We spoke with the real estate agent on the Thursday and agreed to be ready for photos and videographers a few days later...I honestly think we are completely crazy sometimes...actually I know we are.
Ben and I worked literally day and night. Ben built a new deck over the weekend!!! plus helped me rearranged some garden beds, buy some garden furniture, redecorated rooms, cleared out sheds, rooms, cupboards and shelves, painted, stained, weeded, planted, mulched, mowed and mowed some more. You know that tiredness, when you fall into bed and sleep for ten hours and wake up absolutely exhausted? That.
By Thursday she looked so, so beautiful. She deserved to look her absolute best. I wanted her to stand tall and proud. It was the least we could do for having the privilege of living on this little farm for the past 5 years.
The real estate agent called us early the following week and asked us to come into his office to discuss the details of the listing, choose photos and see what we thought of the video.

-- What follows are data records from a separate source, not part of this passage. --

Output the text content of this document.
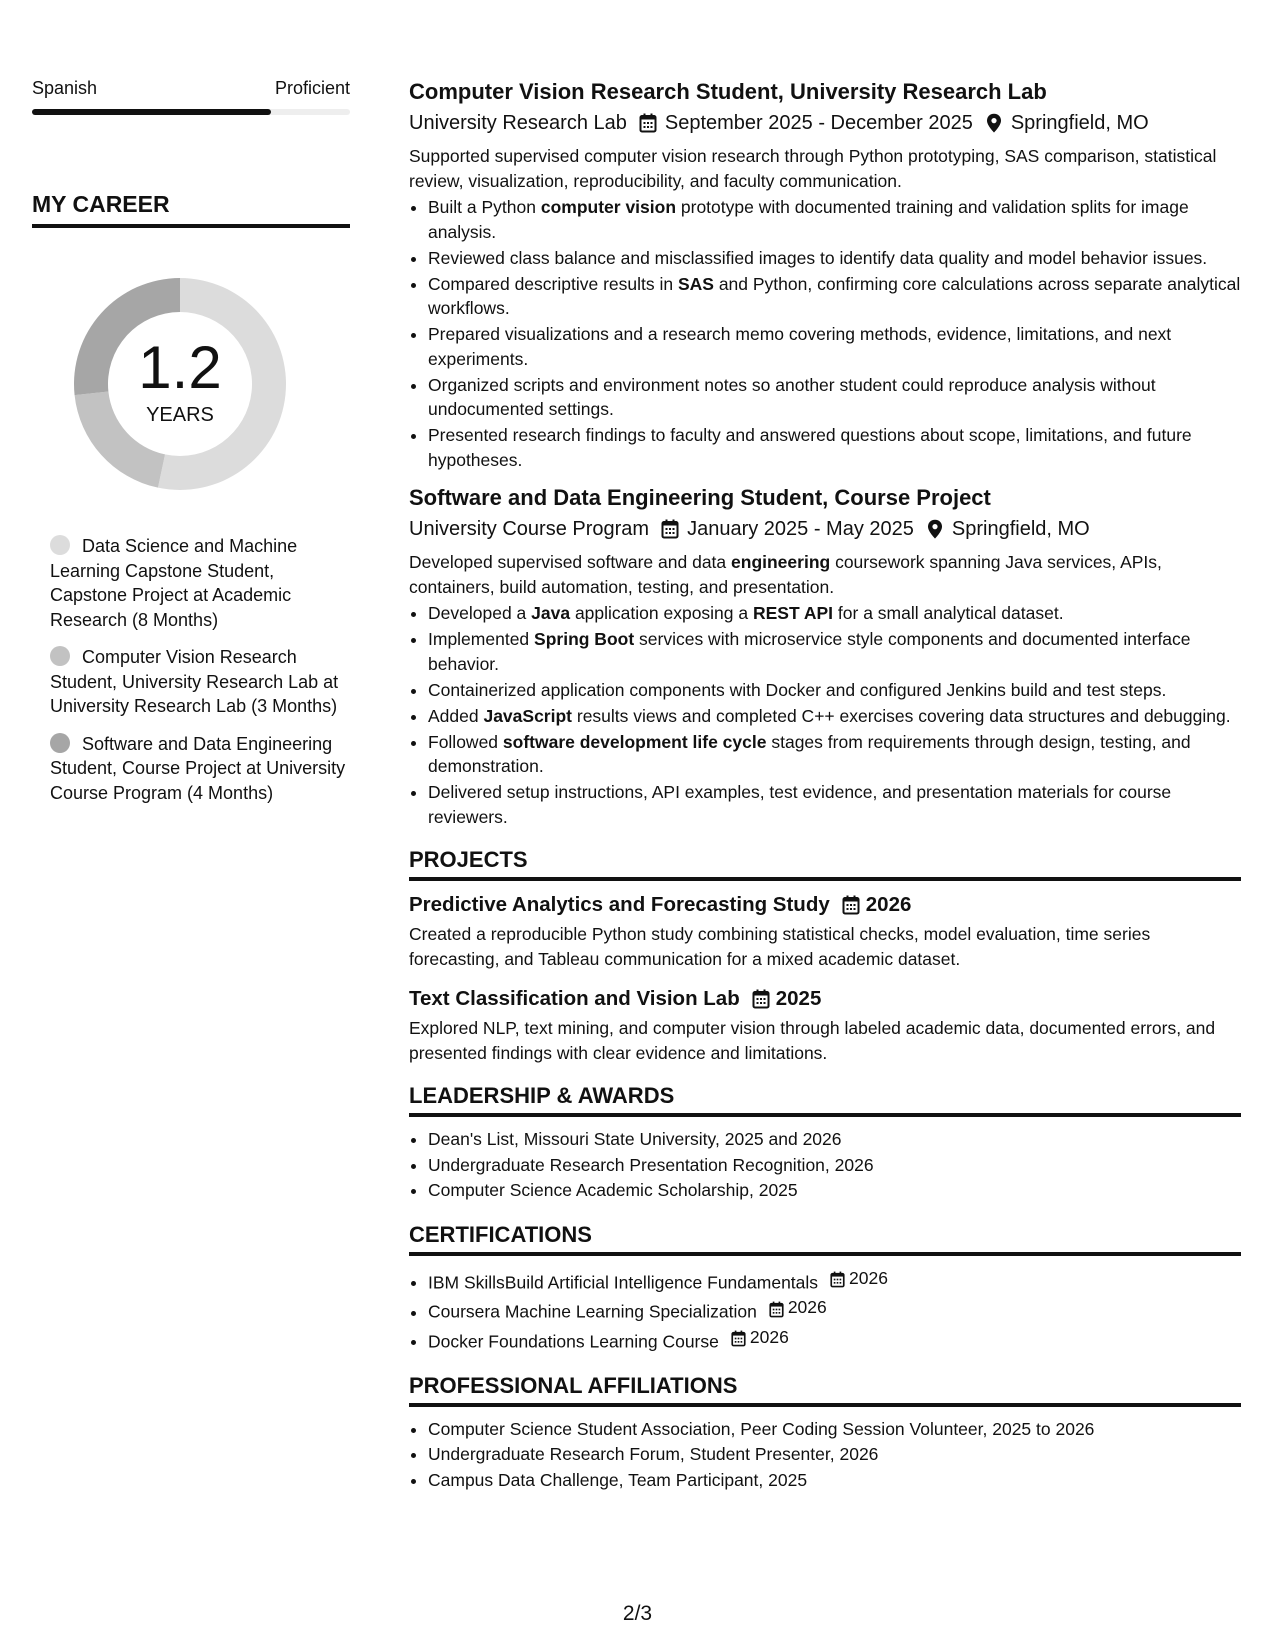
Spanish	Proficient
MY CAREER
1.2
YEARS
Data Science and Machine Learning Capstone Student, Capstone Project at Academic Research (8 Months)
Computer Vision Research Student, University Research Lab at University Research Lab (3 Months)
Software and Data Engineering Student, Course Project at University Course Program (4 Months)
Computer Vision Research Student, University Research Lab
University Research Lab September 2025 - December 2025 Springfield, MO
Supported supervised computer vision research through Python prototyping, SAS comparison, statistical review, visualization, reproducibility, and faculty communication.
• Built a Python computer vision prototype with documented training and validation splits for image analysis.
• Reviewed class balance and misclassified images to identify data quality and model behavior issues.
• Compared descriptive results in SAS and Python, confirming core calculations across separate analytical workflows.
• Prepared visualizations and a research memo covering methods, evidence, limitations, and next experiments.
• Organized scripts and environment notes so another student could reproduce analysis without undocumented settings.
• Presented research findings to faculty and answered questions about scope, limitations, and future hypotheses.
Software and Data Engineering Student, Course Project
University Course Program January 2025 - May 2025 Springfield, MO
Developed supervised software and data engineering coursework spanning Java services, APIs, containers, build automation, testing, and presentation.
• Developed a Java application exposing a REST API for a small analytical dataset.
• Implemented Spring Boot services with microservice style components and documented interface behavior.
• Containerized application components with Docker and configured Jenkins build and test steps.
• Added JavaScript results views and completed C++ exercises covering data structures and debugging.
• Followed software development life cycle stages from requirements through design, testing, and demonstration.
• Delivered setup instructions, API examples, test evidence, and presentation materials for course reviewers.
PROJECTS
Predictive Analytics and Forecasting Study 2026
Created a reproducible Python study combining statistical checks, model evaluation, time series forecasting, and Tableau communication for a mixed academic dataset.
Text Classification and Vision Lab 2025
Explored NLP, text mining, and computer vision through labeled academic data, documented errors, and presented findings with clear evidence and limitations.
LEADERSHIP & AWARDS
• Dean's List, Missouri State University, 2025 and 2026
• Undergraduate Research Presentation Recognition, 2026
• Computer Science Academic Scholarship, 2025
CERTIFICATIONS
• IBM SkillsBuild Artificial Intelligence Fundamentals 2026
• Coursera Machine Learning Specialization 2026
• Docker Foundations Learning Course 2026
PROFESSIONAL AFFILIATIONS
• Computer Science Student Association, Peer Coding Session Volunteer, 2025 to 2026
• Undergraduate Research Forum, Student Presenter, 2026
• Campus Data Challenge, Team Participant, 2025
2/3
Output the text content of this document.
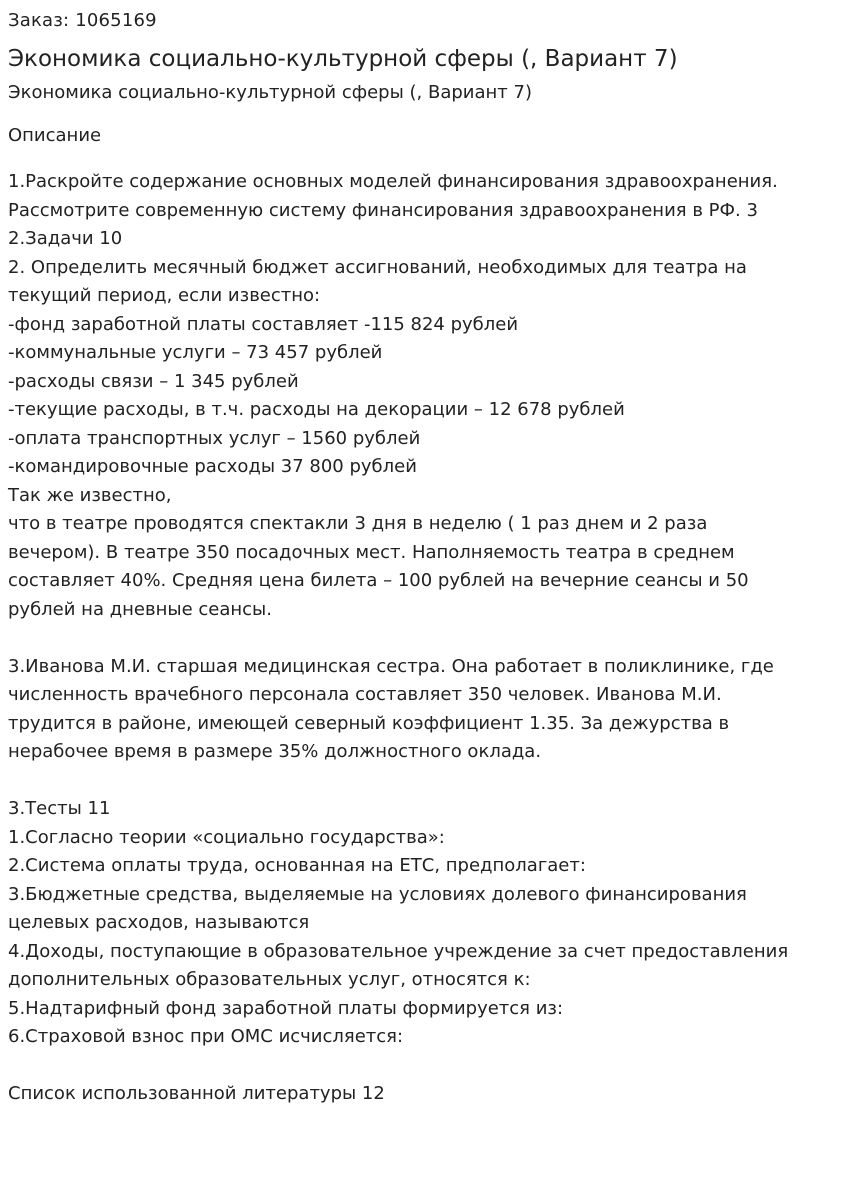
Заказ: 1065169
Экономика социально-культурной сферы (, Вариант 7)
Экономика социально-культурной сферы (, Вариант 7)
Описание
1.Раскройте содержание основных моделей финансирования здравоохранения.
Рассмотрите современную систему финансирования здравоохранения в РФ. 3
2.Задачи 10
2. Определить месячный бюджет ассигнований, необходимых для театра на
текущий период, если известно:
-фонд заработной платы составляет -115 824 рублей
-коммунальные услуги – 73 457 рублей
-расходы связи – 1 345 рублей
-текущие расходы, в т.ч. расходы на декорации – 12 678 рублей
-оплата транспортных услуг – 1560 рублей
-командировочные расходы 37 800 рублей
Так же известно,
что в театре проводятся спектакли 3 дня в неделю ( 1 раз днем и 2 раза
вечером). В театре 350 посадочных мест. Наполняемость театра в среднем
составляет 40%. Средняя цена билета – 100 рублей на вечерние сеансы и 50
рублей на дневные сеансы.
3.Иванова М.И. старшая медицинская сестра. Она работает в поликлинике, где
численность врачебного персонала составляет 350 человек. Иванова М.И.
трудится в районе, имеющей северный коэффициент 1.35. За дежурства в
нерабочее время в размере 35% должностного оклада.
3.Тесты 11
1.Согласно теории «социально государства»:
2.Система оплаты труда, основанная на ЕТС, предполагает:
3.Бюджетные средства, выделяемые на условиях долевого финансирования
целевых расходов, называются
4.Доходы, поступающие в образовательное учреждение за счет предоставления
дополнительных образовательных услуг, относятся к:
5.Надтарифный фонд заработной платы формируется из:
6.Страховой взнос при ОМС исчисляется:
Список использованной литературы 12
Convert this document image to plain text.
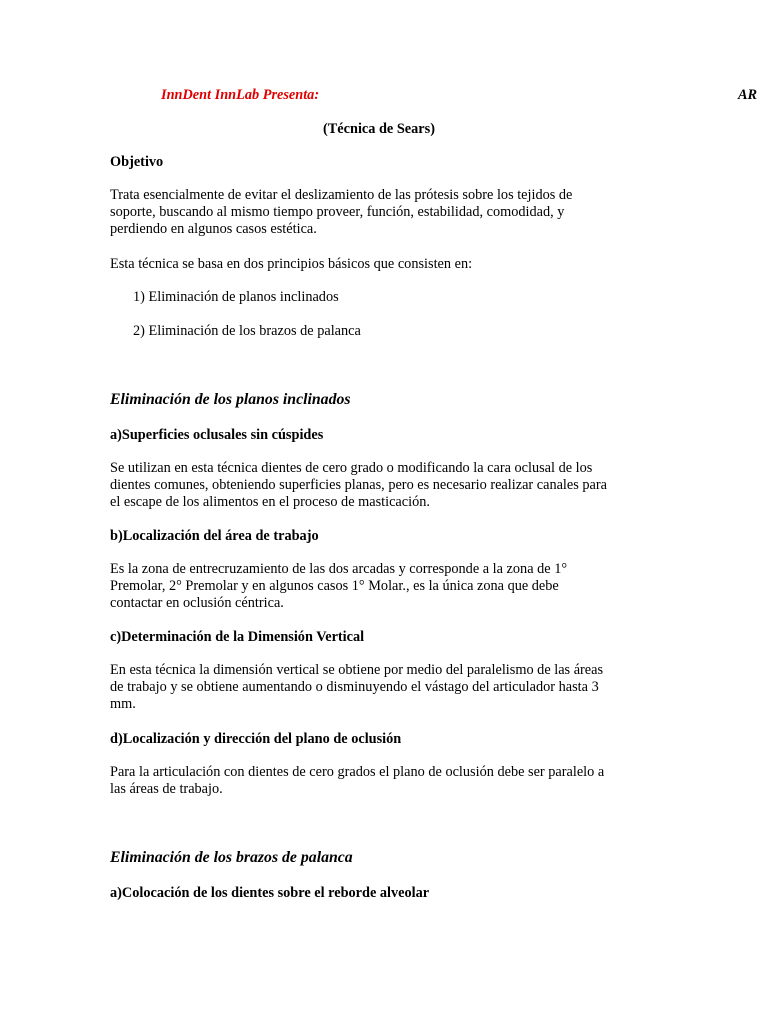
InnDent InnLab Presenta:	AR
(Técnica de Sears)
Objetivo
Trata esencialmente de evitar el deslizamiento de las prótesis sobre los tejidos de
soporte, buscando al mismo tiempo proveer, función, estabilidad, comodidad, y
perdiendo en algunos casos estética.
Esta técnica se basa en dos principios básicos que consisten en:
1) Eliminación de planos inclinados
2) Eliminación de los brazos de palanca
Eliminación de los planos inclinados
a)Superficies oclusales sin cúspides
Se utilizan en esta técnica dientes de cero grado o modificando la cara oclusal de los
dientes comunes, obteniendo superficies planas, pero es necesario realizar canales para
el escape de los alimentos en el proceso de masticación.
b)Localización del área de trabajo
Es la zona de entrecruzamiento de las dos arcadas y corresponde a la zona de 1°
Premolar, 2° Premolar y en algunos casos 1° Molar., es la única zona que debe
contactar en oclusión céntrica.
c)Determinación de la Dimensión Vertical
En esta técnica la dimensión vertical se obtiene por medio del paralelismo de las áreas
de trabajo y se obtiene aumentando o disminuyendo el vástago del articulador hasta 3
mm.
d)Localización y dirección del plano de oclusión
Para la articulación con dientes de cero grados el plano de oclusión debe ser paralelo a
las áreas de trabajo.
Eliminación de los brazos de palanca
a)Colocación de los dientes sobre el reborde alveolar
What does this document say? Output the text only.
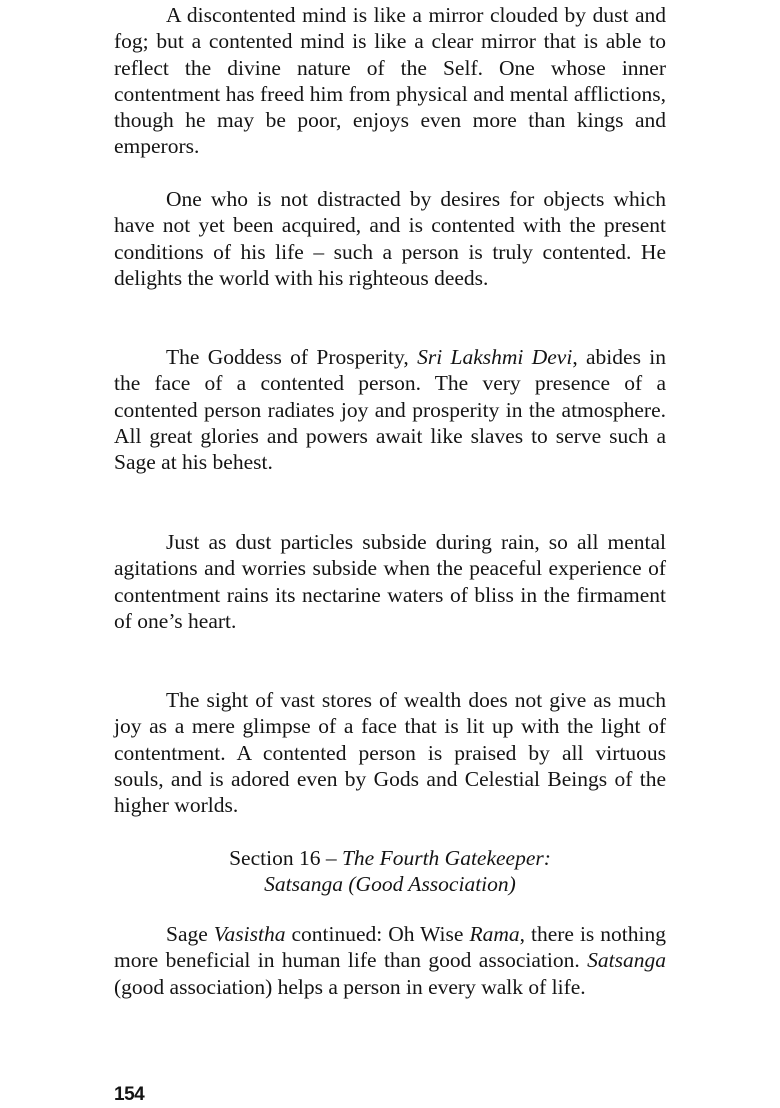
A discontented mind is like a mirror clouded by dust and fog; but a contented mind is like a clear mirror that is able to reflect the divine nature of the Self. One whose inner contentment has freed him from physical and mental afflictions, though he may be poor, enjoys even more than kings and emperors.

One who is not distracted by desires for objects which have not yet been acquired, and is contented with the present conditions of his life – such a person is truly contented. He delights the world with his righteous deeds.

The Goddess of Prosperity, Sri Lakshmi Devi, abides in the face of a contented person. The very presence of a contented person radiates joy and prosperity in the atmosphere. All great glories and powers await like slaves to serve such a Sage at his behest.

Just as dust particles subside during rain, so all mental agitations and worries subside when the peaceful experience of contentment rains its nectarine waters of bliss in the firmament of one’s heart.

The sight of vast stores of wealth does not give as much joy as a mere glimpse of a face that is lit up with the light of contentment. A contented person is praised by all virtuous souls, and is adored even by Gods and Celestial Beings of the higher worlds.

Section 16 – The Fourth Gatekeeper:
Satsanga (Good Association)

Sage Vasistha continued: Oh Wise Rama, there is nothing more beneficial in human life than good association. Satsanga (good association) helps a person in every walk of life.

154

When I saw the video I cried. I was overwhelmed by how beautifully the videographers had captured her. I felt so much happiness, sadness, and relief all at the same time. After about the hundredth time of watching the video I still shed a tear....
As I have mentioned before, we have moved quite a few times over the last ten years. It's never easy saying goodbye to family, friends, or our community, but the actual house, the place, the stuff has never really mattered to me.
Do you know what I mean?
As long as I have my Benji, Eden, Kobi and Maya and see our families as often as we can, that's all I need. That's all that matters.
This time will be different. This time when I leave I will take a VERY large piece of this place with me. I will carry this farm in my heart forever. This farm has changed me as a person and I will be forever grateful. There are so many reasons and so many things I want to write here but I think that deserves a post of its own...
We signed a contract on Thursday. Unconditional. Sixty day settlement. After we signed the contract Benji and I went down the street for a glass of wine. Let it sink in. As we were walking down the street I told Benji that was still wasn't sure what to do with my lady beetle (cockroach) tattoo but I really wanted a tattoo that represented our farm. A daily reminder. Something that will always stay with me. That evening Benji sent me this..
Tomorrow she will be tattooed on my skin just as she is already tattooed in my heart.